Este é o mundo onde Case, um ex-hacker que teve o sistema nervoso inutilizado, vive: tentando sobreviver nas ruas perigosas de Night City, os arredores criminais de Tóquio. É quando ele, em troca de ter seu sistema nervoso restaurado, é “convidado” a se juntar a um grupo que pretende invadir o sistema da Tessier-Ashpool S.A., uma mega-corporação controlada por advogados e uma dupla de Inteligências Artificiais, enquanto seus donos vivem em sistemas criogênicos instalados em estações espaciais, sob ordens de um misterioso chefe. Esse grupo é composto por Molly, uma samurai de rua com vários implantes, Dixie Linha Reta, o hacker que treinou Case (na verdade uma gravação de seu padrão neural, um spectrom), Armitage, o silencioso contato com o “cliente” desse trabalho, e Peter Riviera, um homem capaz de gerar qualquer imagem que imaginar com tal fidelidade que pode se confudir com a realidade.

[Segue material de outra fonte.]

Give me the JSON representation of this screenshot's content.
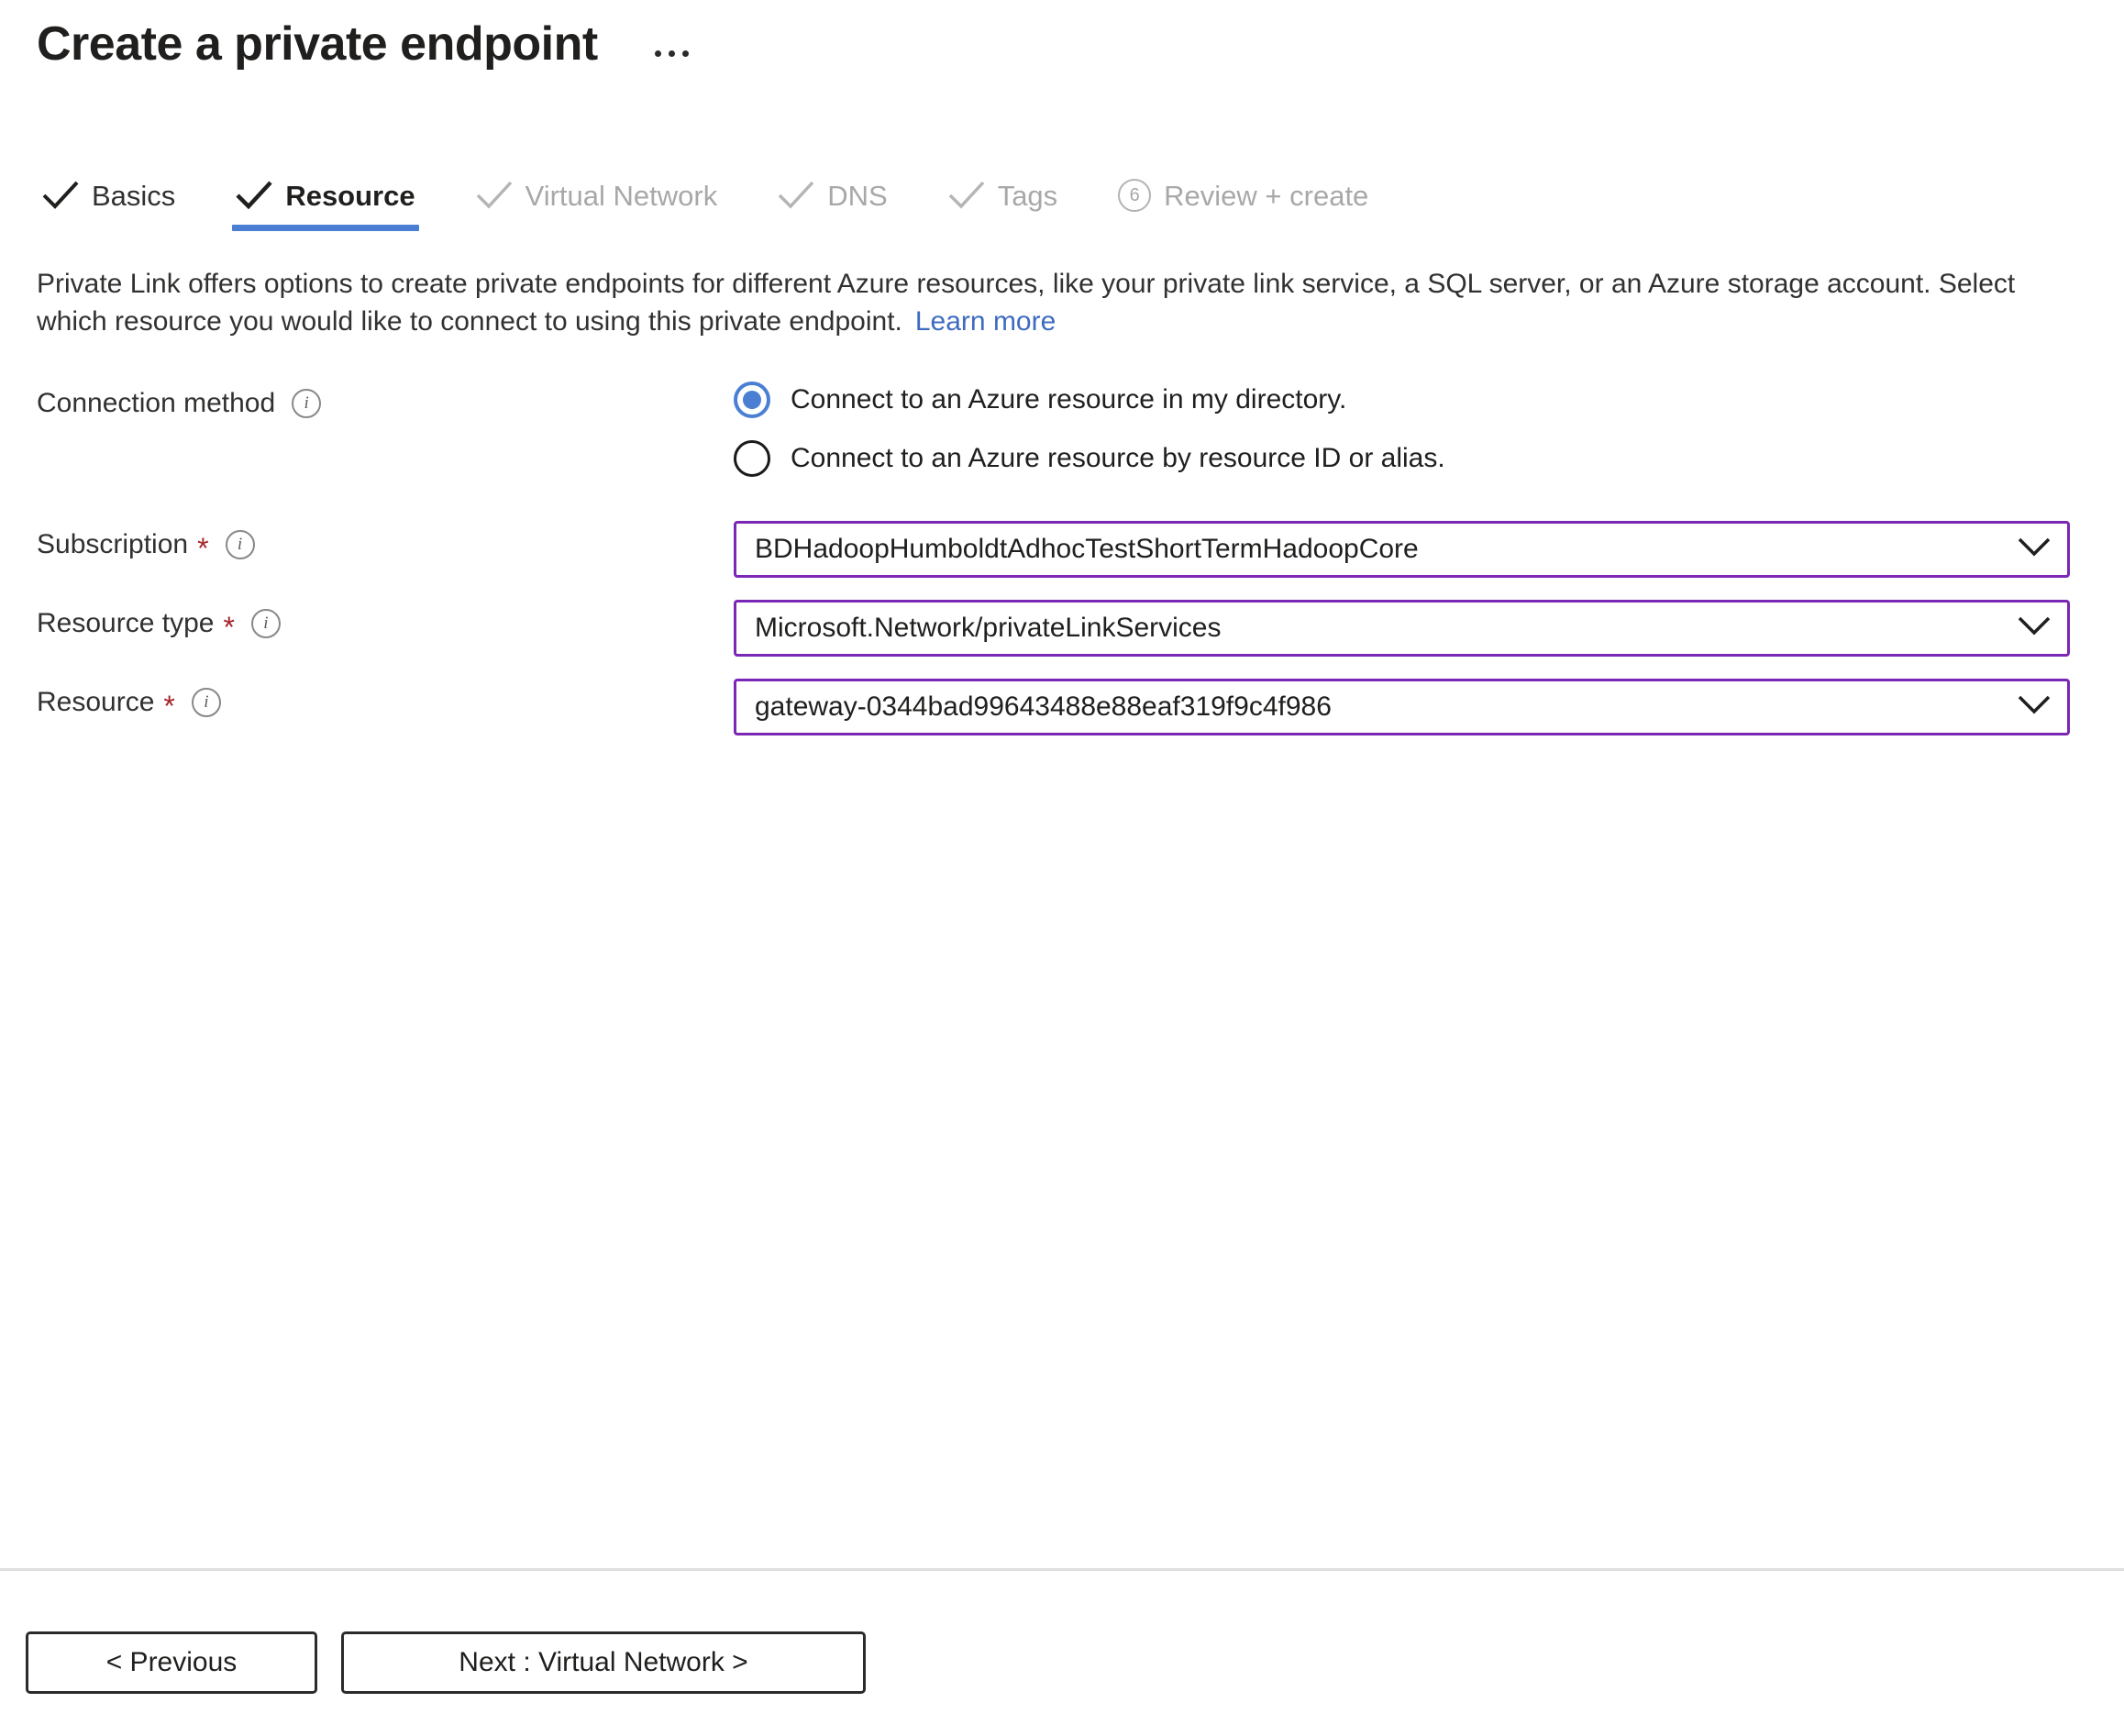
{
  "header": {
    "title": "Create a private endpoint",
    "more_menu_label": "..."
  },
  "tabs": [
    {
      "label": "Basics",
      "state": "done",
      "icon": "check-icon"
    },
    {
      "label": "Resource",
      "state": "active",
      "icon": "check-icon"
    },
    {
      "label": "Virtual Network",
      "state": "pending",
      "icon": "check-icon"
    },
    {
      "label": "DNS",
      "state": "pending",
      "icon": "check-icon"
    },
    {
      "label": "Tags",
      "state": "pending",
      "icon": "check-icon"
    },
    {
      "label": "Review + create",
      "state": "pending",
      "icon": "step-number",
      "step": "6"
    }
  ],
  "description": {
    "text": "Private Link offers options to create private endpoints for different Azure resources, like your private link service, a SQL server, or an Azure storage account. Select which resource you would like to connect to using this private endpoint.",
    "link_label": "Learn more"
  },
  "form": {
    "connection_method": {
      "label": "Connection method",
      "info_icon": "info-icon",
      "options": [
        {
          "label": "Connect to an Azure resource in my directory.",
          "selected": true
        },
        {
          "label": "Connect to an Azure resource by resource ID or alias.",
          "selected": false
        }
      ]
    },
    "subscription": {
      "label": "Subscription",
      "required": "*",
      "info_icon": "info-icon",
      "value": "BDHadoopHumboldtAdhocTestShortTermHadoopCore"
    },
    "resource_type": {
      "label": "Resource type",
      "required": "*",
      "info_icon": "info-icon",
      "value": "Microsoft.Network/privateLinkServices"
    },
    "resource": {
      "label": "Resource",
      "required": "*",
      "info_icon": "info-icon",
      "value": "gateway-0344bad99643488e88eaf319f9c4f986"
    }
  },
  "footer": {
    "previous_label": "< Previous",
    "next_label": "Next : Virtual Network >"
  },
  "colors": {
    "accent_tab_underline": "#4a7fd4",
    "radio_selected": "#4a7fd4",
    "dropdown_border": "#7b27b5",
    "required_star": "#a4262c",
    "link": "#3e6bbf",
    "pending_tab_text": "#a8a8a8"
  }
}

Conforme a história progride, nós e Case, enquanto viajamos de Night City, passando pela Megalópole Sprawl, Istambul e chegando finalmente a Villa Straylight na órbita da Terra, ao mesmo tempo que foge da Turing – a policia do Ciberespaço – finalmente descobrimos a verdadeira natureza do patrão de Case…

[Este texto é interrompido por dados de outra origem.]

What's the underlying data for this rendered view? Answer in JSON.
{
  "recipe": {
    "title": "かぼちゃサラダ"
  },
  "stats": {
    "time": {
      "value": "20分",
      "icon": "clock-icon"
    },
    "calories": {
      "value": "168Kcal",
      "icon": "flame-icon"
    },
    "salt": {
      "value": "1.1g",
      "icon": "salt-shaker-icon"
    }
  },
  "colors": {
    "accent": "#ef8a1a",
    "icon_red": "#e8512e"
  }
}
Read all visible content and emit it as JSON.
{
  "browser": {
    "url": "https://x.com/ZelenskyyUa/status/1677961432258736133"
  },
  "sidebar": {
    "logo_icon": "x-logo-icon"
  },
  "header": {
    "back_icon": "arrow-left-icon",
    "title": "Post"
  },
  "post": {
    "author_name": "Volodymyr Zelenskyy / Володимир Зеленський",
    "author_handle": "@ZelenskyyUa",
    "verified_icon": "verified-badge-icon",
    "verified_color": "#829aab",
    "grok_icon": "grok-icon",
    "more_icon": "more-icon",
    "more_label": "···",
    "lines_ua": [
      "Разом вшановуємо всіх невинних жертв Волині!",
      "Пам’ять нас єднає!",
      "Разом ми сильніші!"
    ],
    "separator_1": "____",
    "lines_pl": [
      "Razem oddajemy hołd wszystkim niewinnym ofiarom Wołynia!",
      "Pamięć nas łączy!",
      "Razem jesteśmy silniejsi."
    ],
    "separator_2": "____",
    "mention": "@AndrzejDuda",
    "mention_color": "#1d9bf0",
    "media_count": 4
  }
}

Embora sistemas inteligentes, super-redes de informação, invasão de sistemas, conspirações, mega-corporações, implantes cibernéticos, drogas, decadência e crime já existissem antes de “Neuromancer”, foi nesse livro que todos esses elementos se juntaram para formar uma visão do futuro e uma alternativa para a armadilha da “Space Opera” em que a Ficção Cientifica estava presa…

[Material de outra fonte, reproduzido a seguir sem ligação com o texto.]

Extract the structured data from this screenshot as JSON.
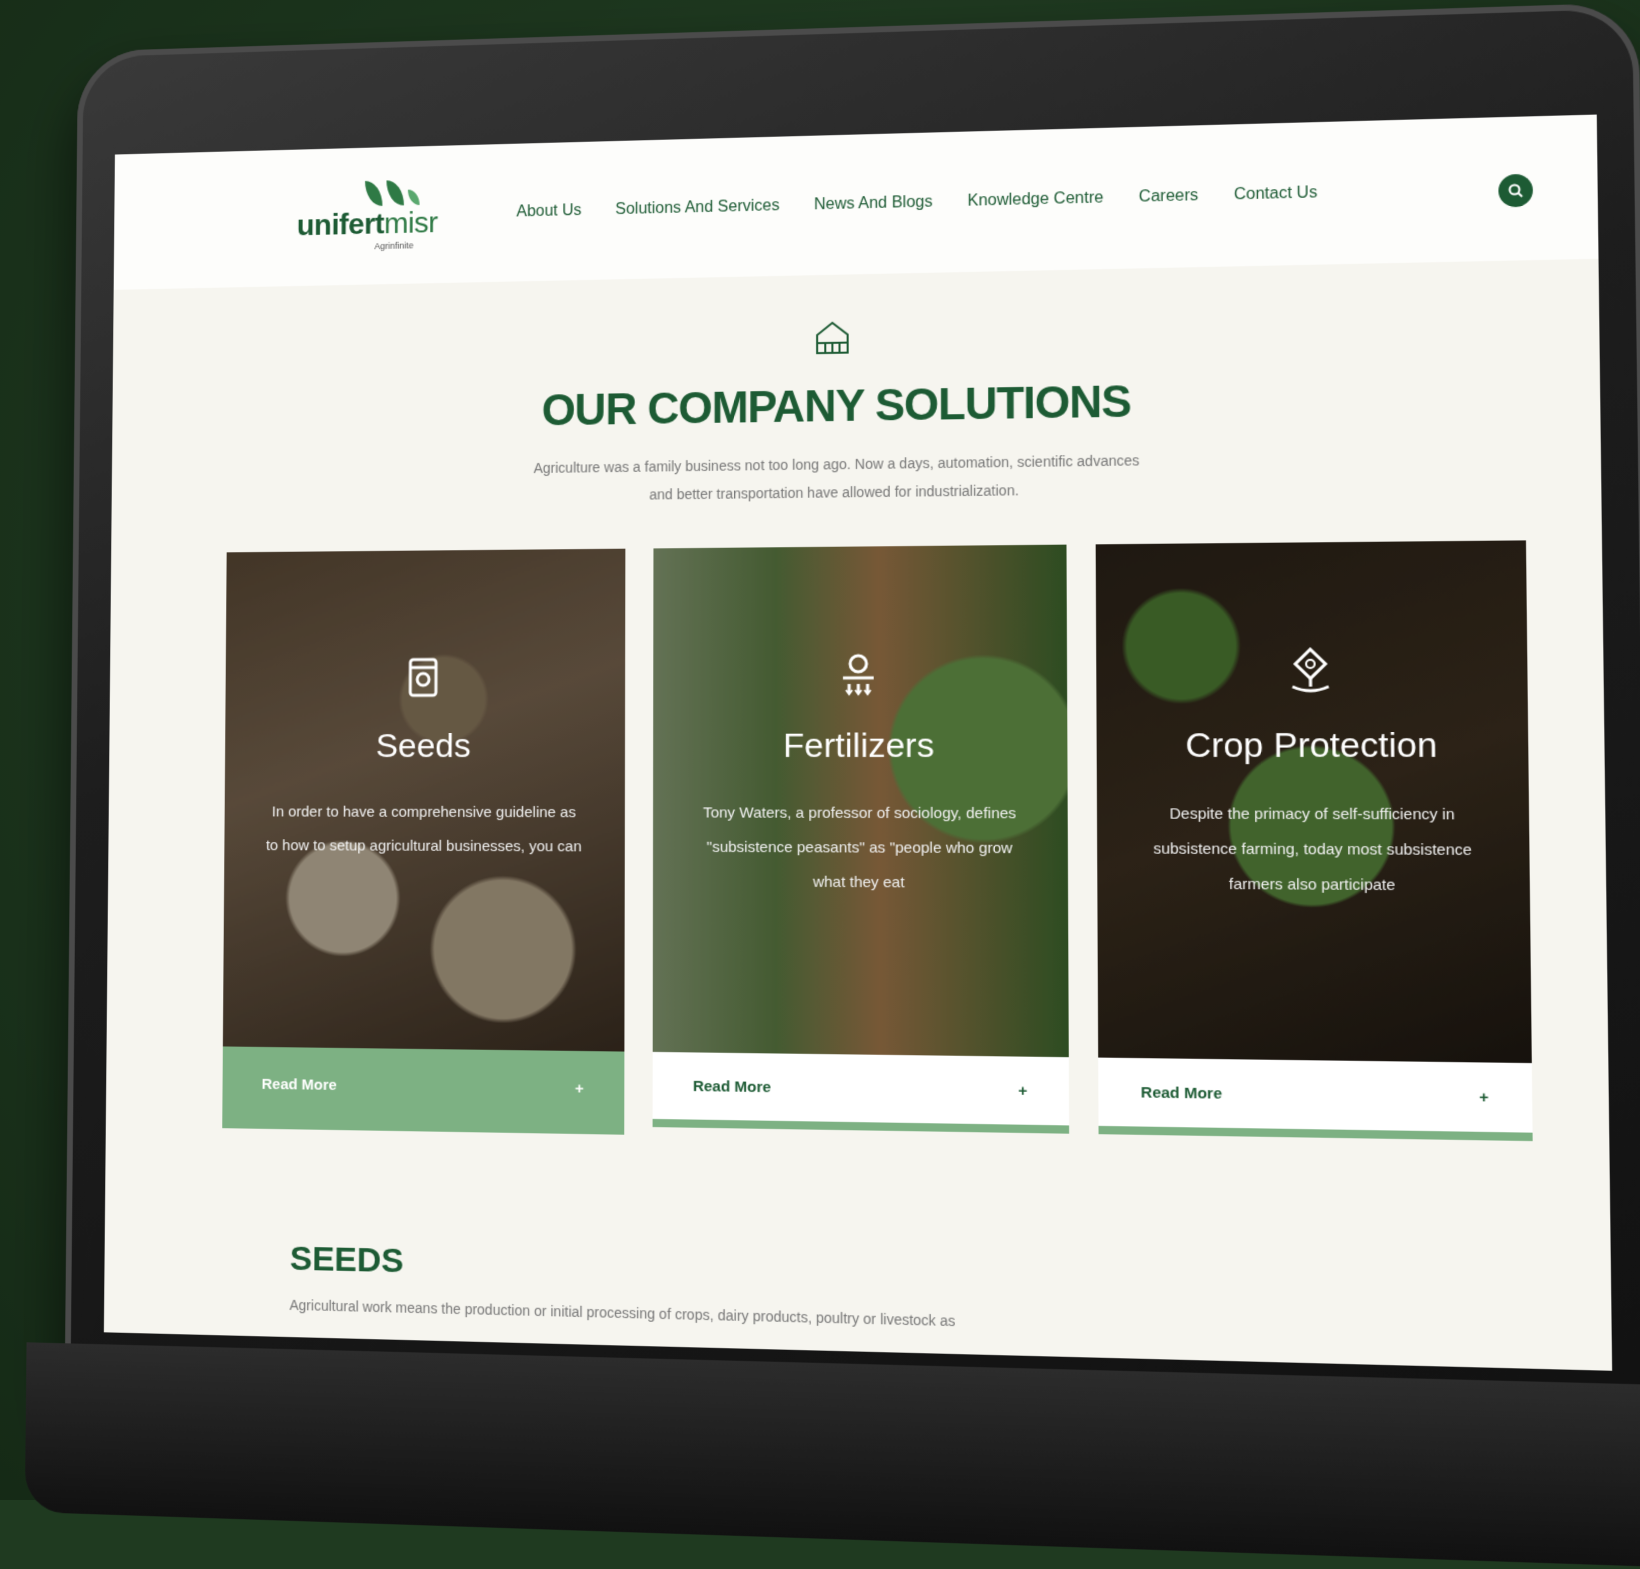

Escritores como William Gibson e Bruce Sterling perceberam que a verdadeira revolução que a Ciência estava causando não estava na exploração espacial e colonização de outros planetas como pelo menos 80% das historias de FC da época, e sim na computação e telecomunicações, na possibilidade de união de toda a informação humana atraves dos sistemas eletrônicos em uma escala nunca vista antes. Ao mesmo tempo, percebiam o controle cada vez maior que as grandes empresas tinham na vida das pessoas – muitas vezes, mais poderosas que governos inteiros. Ao ponto que seus crimes nem eram verificados. É dessa realidade – desenvolvimento desenfreado da tecnologia, controle corporativo titânico da economia e do fluxo de informações, que William Gibson criou o mundo de “Neuromancer”. E para esse mundo, o herói clássico não serve – seria morto ao primeiro passo. O protagonista de uma história num mundo assim teria que ser parte dele: matreiro, criminal, possivelmente usando drogas, talentoso com o ambiente do Ciberespaço… Alguém como Case.
Ao trocar o espaço sideral pelo ciberespaço e o heroi perfeito clássico pelo anti-herói drogado e criminal, William Gibson mudou a visão que a FC tinha de si mesma… E a que nós tinhamos dela.
Um livro de grande influência, essencial para todas as histórias cyberpunk que vieram depois, sejam livros ou filmes. E que mudou a nossa visão de onde a tecnologia de redes de computador pode nos levar…
(*) A edição brasileira deste livro se encontra esgotada, mas é possível encontra-la em sebos.
Jocimar Oliani
Cedido à Equipe REDERPG
Edição Analisada: GIBSON, W. Neuromancer.